10nm is the guessing from former varius information, better say its samsung 8nm process which some people think its a better 10nm process. This was not said by igor. Sorry my failure.
Samsung is purported to get a "small number of orders", with rumors pointing to professional dies. It would likely be using Samsung's 7nm EUV process

June 11, 2020
And that's precisely what is being rumoured: more than just a die shrink, though I doubt the consumer versions will use the same TSMC 7nm CoWoS design as the GA100. There is meant to be more L2 cache inside the GPU and though there seems to be half the number of Tensor Cores—those AI-specific bits of silicon—they seem to perform far better than the previous generation, which should all help when it comes to ray tracing.

There is still more speculation about whose 7nm process Nvidia is going to be using, with both TSMC and Samsung's node being thrown into the mix. Jen-Hsun has confirmed that Samsung will be manufacturing a small number of its graphics chips, with TSMC still set to remain the manufacturer of the vast majority of Ampere silicon.

I'd suggest that maybe Samsung's EUV node would be used for the larger, though smaller volume, professional dies, with the high-volume gaming chips likely to filter out of TSMC's established fabrication facilities, following on from the stacked GA100 chip the Taiwanese company has created for Nvidia.
https://www.pcgamer.com/nvidia-ampere-release-date-specs-performance/
 
Regarding the Igor speculation how does he get to the strange 'space saving' placement of 12 GDDR6 chips, 4 left, 4 right, 3 top, 1 bottom?
Looking at the PCB of the RTX 2080 Ti, placement is 4 top, 4 right, 4 bottom, which definitely is more space saving, and this is on a full sized PCB.
Notice that all the power regulators need quite a bit of space too.
PCB (1).jpg
 
Last edited:
Rumor about RT on separate chip, for what it's worth: https://wccftech.com/nvidia-traversal-coprocessor-rtx-3090-gpu/
According to the source, the reason why NVIDIA has one fan at the bottom and one fan at the top is to facilitate airflow over two chips, not one. Coreteks guesses that this chip is something called a traversal coprocessor that will aid in the raytracing ability of the cards.
Erm... How exactly is the backside fan supposed to cool a chip that would be on the same level as fans topside, buried under backplate in the opposite end of the card?
 
Rumor about RT on separate chip, for what it's worth: https://wccftech.com/nvidia-traversal-coprocessor-rtx-3090-gpu/
Utter BS. The entire programming model is tied towards a a single thread controlling a single ray at a time.
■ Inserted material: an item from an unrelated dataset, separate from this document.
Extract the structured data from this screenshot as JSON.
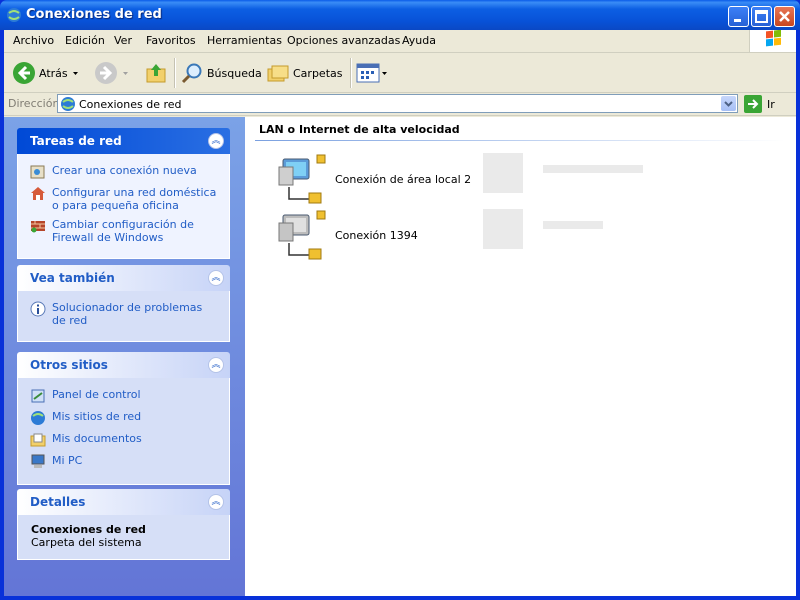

With threads in flight, allocated registers etc, it makes no sense whatsoever to even offload that from the corresponding SMM, it's tightly bound with scheduling on that SMM and is - in case you are not all too unlucky with cache misses - most certainly latency sensitive as latency between shader invocations directly translates to occupancy constraints. Even though it does make sense to encapsulate it as a dedicated unit within a SMM, just like any other "core" in there. Which is what the patent describes. Fixed function traversal, committing rays to the RT cores, and processing a warp full of hits as they are found.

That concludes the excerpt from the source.